Mantan Ketua Mahkamah Konstitusi ini menyebut dalam catatannya upaya dalam melakukan perubahan terhadap RUU KUHP telah berlangsung selama 60 tahun. Namun hal itu belum juga berhasil.
Ia menilai salah satu hambatannya ialah karena membuat sebuah hukum, yang sifatnya kodifikasi dan unifikatif tidak mudah di dalam masyarakat Indonesia yang begitu plural. "Jadi kita harus melakukan agregasi untuk mencapai kesepakatan-kesepakatan atau resultante,” ujar Mahfud.
KUHP telah digunakan sejak jaman Kolonial Belanda. Untuk itu, kata Mahfud, resultante baru menjadi penting. Ia menegaskan bahwa hukum berubah sesuai dengan perubahan masyarakat (ubi societas ibi ius), sehingga sudah saatnya UU hukum pidana yang sudah berumur lebih dari 100 tahun ini diubah.
“Ketika terjadi proklamasi, berarti terjadi perubahan masyarakat kolonial menjadi masyarakat merdeka. Masyarakat jajahan menjadi masyarakat yang tidak terjajah lagi. Nah, makanya hukumnya harus berubah seharusnya,” ujar Mahfud MD.
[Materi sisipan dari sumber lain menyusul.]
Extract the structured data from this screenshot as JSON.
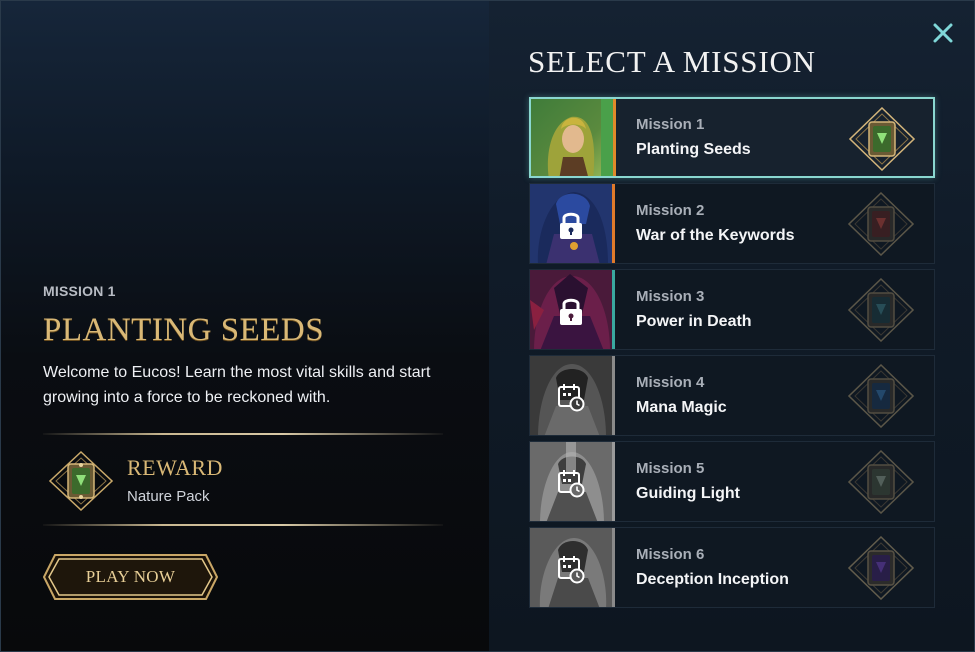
{
  "detail": {
    "kicker": "MISSION 1",
    "title": "PLANTING SEEDS",
    "description": "Welcome to Eucos! Learn the most vital skills and start growing into a force to be reckoned with.",
    "reward_label": "REWARD",
    "reward_value": "Nature Pack",
    "play_label": "PLAY NOW"
  },
  "list": {
    "title": "SELECT A MISSION",
    "missions": [
      {
        "number": "Mission 1",
        "name": "Planting Seeds",
        "state": "active",
        "pack_color": "#7fbf4a"
      },
      {
        "number": "Mission 2",
        "name": "War of the Keywords",
        "state": "locked",
        "pack_color": "#b8443b"
      },
      {
        "number": "Mission 3",
        "name": "Power in Death",
        "state": "locked",
        "pack_color": "#3c7a84"
      },
      {
        "number": "Mission 4",
        "name": "Mana Magic",
        "state": "scheduled",
        "pack_color": "#3570a8"
      },
      {
        "number": "Mission 5",
        "name": "Guiding Light",
        "state": "scheduled",
        "pack_color": "#8a9a88"
      },
      {
        "number": "Mission 6",
        "name": "Deception Inception",
        "state": "scheduled",
        "pack_color": "#6a3fb0"
      }
    ]
  },
  "colors": {
    "gold": "#d9b876",
    "active_border": "#8ad7d0",
    "close": "#7fd7d8"
  },
  "icons": [
    "close-icon",
    "lock-icon",
    "calendar-clock-icon",
    "card-pack-icon"
  ]
}
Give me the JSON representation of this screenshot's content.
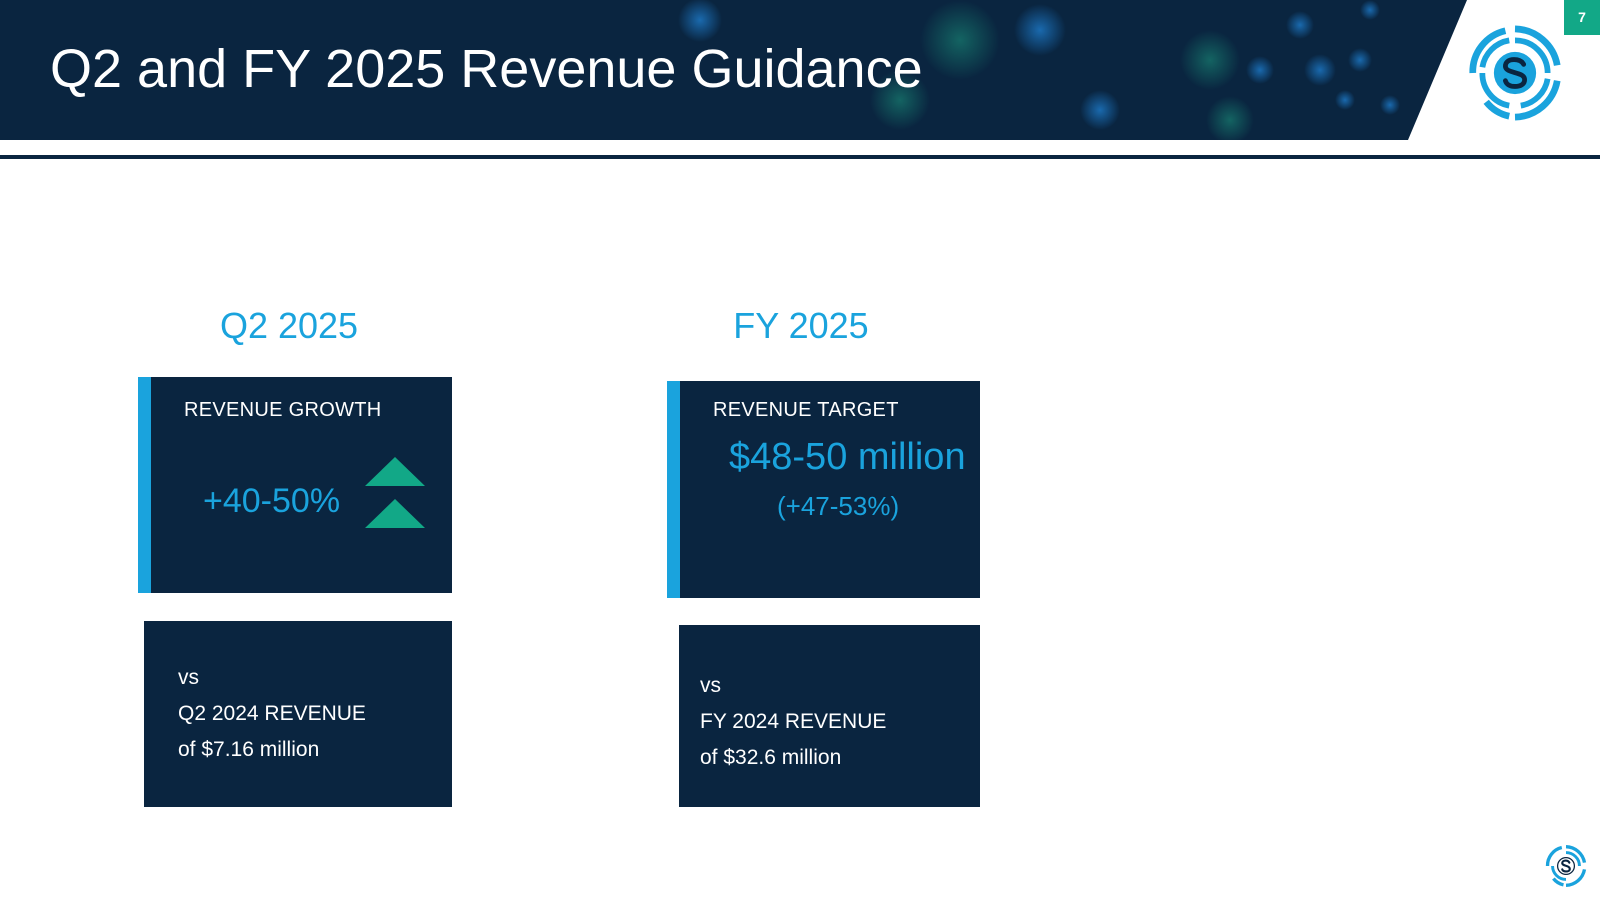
{
  "slide": {
    "title": "Q2 and FY 2025 Revenue Guidance",
    "page_number": "7"
  },
  "brand": {
    "navy": "#0a2540",
    "accent_blue": "#1aa3dd",
    "accent_green": "#12a887",
    "logo_icon": "s-circle-logo-icon"
  },
  "q2": {
    "period_label": "Q2 2025",
    "card_heading": "REVENUE GROWTH",
    "value": "+40-50%",
    "trend_icon": "double-up-arrow-icon",
    "note_vs": "vs",
    "note_line1": "Q2 2024 REVENUE",
    "note_line2": "of $7.16 million"
  },
  "fy": {
    "period_label": "FY 2025",
    "card_heading": "REVENUE TARGET",
    "value": "$48-50 million",
    "subvalue": "(+47-53%)",
    "note_vs": "vs",
    "note_line1": "FY 2024 REVENUE",
    "note_line2": "of $32.6 million"
  }
}
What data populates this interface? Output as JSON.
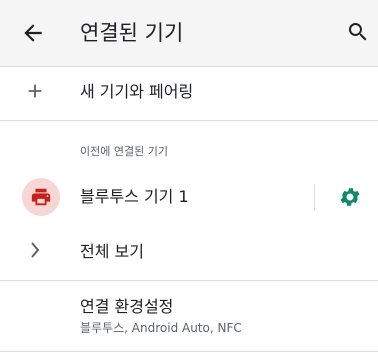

Salah satu pasal dalam RUU KUHP yang dianggap masyarakat sipil masih kontroversial adalah pasal penghinaan presiden. Institute for Criminal Justice Reform (ICJR) menuntut pasal penghinaan presiden dengan bentuk apapun dihapuskan.
“RKUHP masih memuat aturan-aturan yang dapat membawa Indonesia kembali pada masa kolonialisme atau bahkan lebih buruk dari masa kolonialisme,” kata Direktur Eksekutif ICJR, Anggara dalam keterangan tertulis Kamis, 29 Agustus 2019.
Menurut Anggara pasal dalam RUU KUHP itu tidak sesuai dengan negara demokrasi. KUHP warisan Belanda dulu merumuskan pasal ini untuk melindungi martabat ratu. Sedangkan presiden, kata dia, dipilih oleh rakyat dan harus bisa menerima kritik.